Brian Brock , 2019, Wondrously Wounded: Theology, Disability, and the Body of Christ
Brock is writing about intellectual disability here, but I think the same idea extends to every human being whom we might have difficulty receiving as a gift.
And that can mean our own family.
Right now New Zealand is in lockdown because of COVID-19. Unless you’re an “essential worker” you’re supposed to stay at home in your isolation bubble. This is craziness on a global scale, but it’s also craziness on a very intimate scale, in our very homes. Because, I can tell you from personal experience, having four kids home 24/7 can drive you kind of crazy.
The prospect of four weeks (at least) of lockdown had me worried, and I still am a little. Will my kids still like me when we’re done? Will I still like me?
Like Brock indicates, being with people—especially tricky people—can be taxing. Even if we want to receive those taxing people with open arms, there’s no denying the reality that living out that ambition is difficult. We can’t just talk ourselves into a philosophy of togetherness—even the most inspiring of quotes with the prettiest of backgrounds won’t give us what we need to work it out day by day.
We need to address what Brock calls our “atrophied pneumatology”. That is, we underestimate the Holy Spirit and his power to work in our everyday lives. We try to do it all on our own and get frustrated when we fall short; we ask for help only when we’re desperate; or we forget to ask at all; or even worse, we ask (beg, whine, whinge), but don’t do the things we know we need to do to receive the help we’ve asked for.
For the issue was never the abundance of his resource, it was always how much attention I was giving to that supply and whether I was positioning my heart to receive.
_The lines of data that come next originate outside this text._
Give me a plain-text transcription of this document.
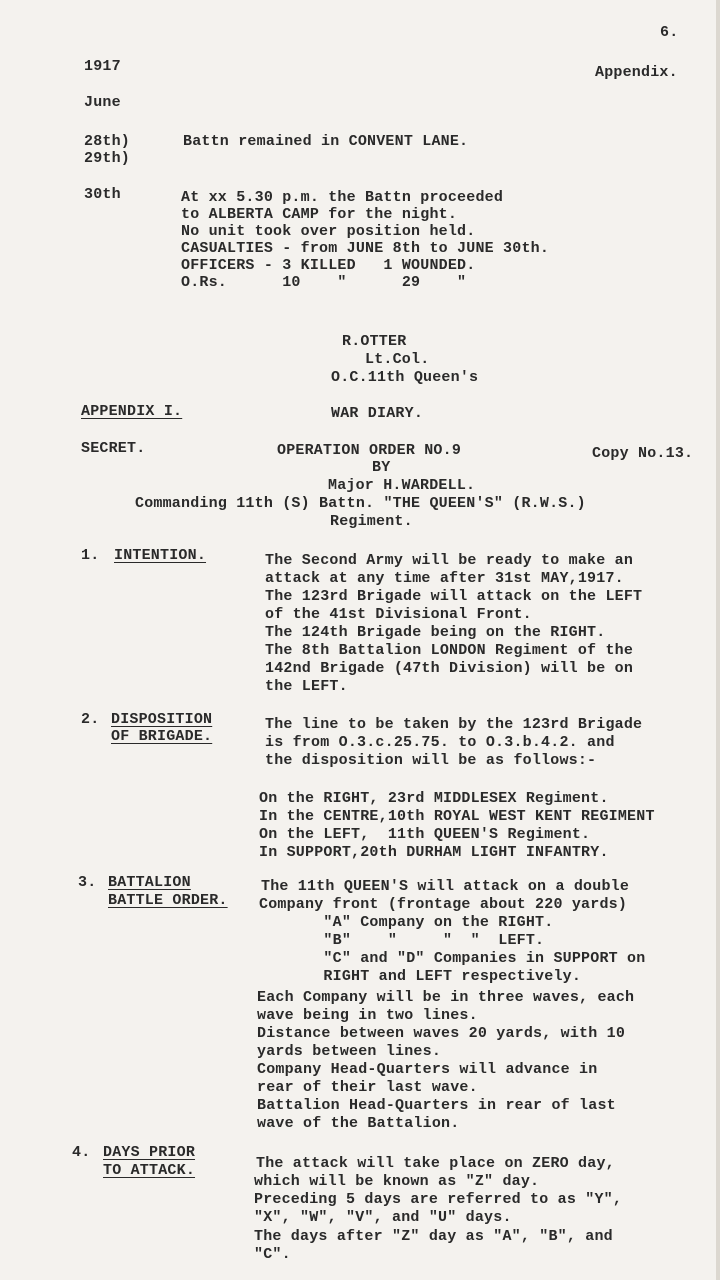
6.
1917	Appendix.
June
28th)
29th)
Battn remained in CONVENT LANE.
30th	At xx 5.30 p.m. the Battn proceeded
to ALBERTA CAMP for the night.
No unit took over position held.
CASUALTIES - from JUNE 8th to JUNE 30th.
OFFICERS - 3 KILLED   1 WOUNDED.
O.Rs.      10    "      29    "
R.OTTER
Lt.Col.
O.C.11th Queen's
APPENDIX I.	WAR DIARY.
SECRET.	OPERATION ORDER NO.9	Copy No.13.
BY
Major H.WARDELL.
Commanding 11th (S) Battn. "THE QUEEN'S" (R.W.S.)
Regiment.
1. INTENTION.	The Second Army will be ready to make an
attack at any time after 31st MAY,1917.
The 123rd Brigade will attack on the LEFT
of the 41st Divisional Front.
The 124th Brigade being on the RIGHT.
The 8th Battalion LONDON Regiment of the
142nd Brigade (47th Division) will be on
the LEFT.
2. DISPOSITION
OF BRIGADE.
The line to be taken by the 123rd Brigade
is from O.3.c.25.75. to O.3.b.4.2. and
the disposition will be as follows:-
On the RIGHT, 23rd MIDDLESEX Regiment.
In the CENTRE,10th ROYAL WEST KENT REGIMENT
On the LEFT,  11th QUEEN'S Regiment.
In SUPPORT,20th DURHAM LIGHT INFANTRY.
3. BATTALION
BATTLE ORDER.
The 11th QUEEN'S will attack on a double
Company front (frontage about 220 yards)
"A" Company on the RIGHT.
"B"    "     "  "  LEFT.
"C" and "D" Companies in SUPPORT on
RIGHT and LEFT respectively.
Each Company will be in three waves, each
wave being in two lines.
Distance between waves 20 yards, with 10
yards between lines.
Company Head-Quarters will advance in
rear of their last wave.
Battalion Head-Quarters in rear of last
wave of the Battalion.
4. DAYS PRIOR
TO ATTACK.	The attack will take place on ZERO day,
which will be known as "Z" day.
Preceding 5 days are referred to as "Y",
"X", "W", "V", and "U" days.
The days after "Z" day as "A", "B", and
"C".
I don’t know what your home is like during lockdown or what the pressures on you are, but I do know that the Holy Spirit has power for you to deal with the people in your world, to receive them as a gift even. Whatever space of stress you might be in, the Spirit is more powerful than you currently conceive, and his presence is available to you.
This is the promise I’m holding onto in this season:
“I will answer your cry for help every time you pray, and you will find and feel my presence even in your time of pressure and trouble.”
Psalm 91:15 (The Passion Translation)
May you find and feel his presence in your time of pressure and trouble.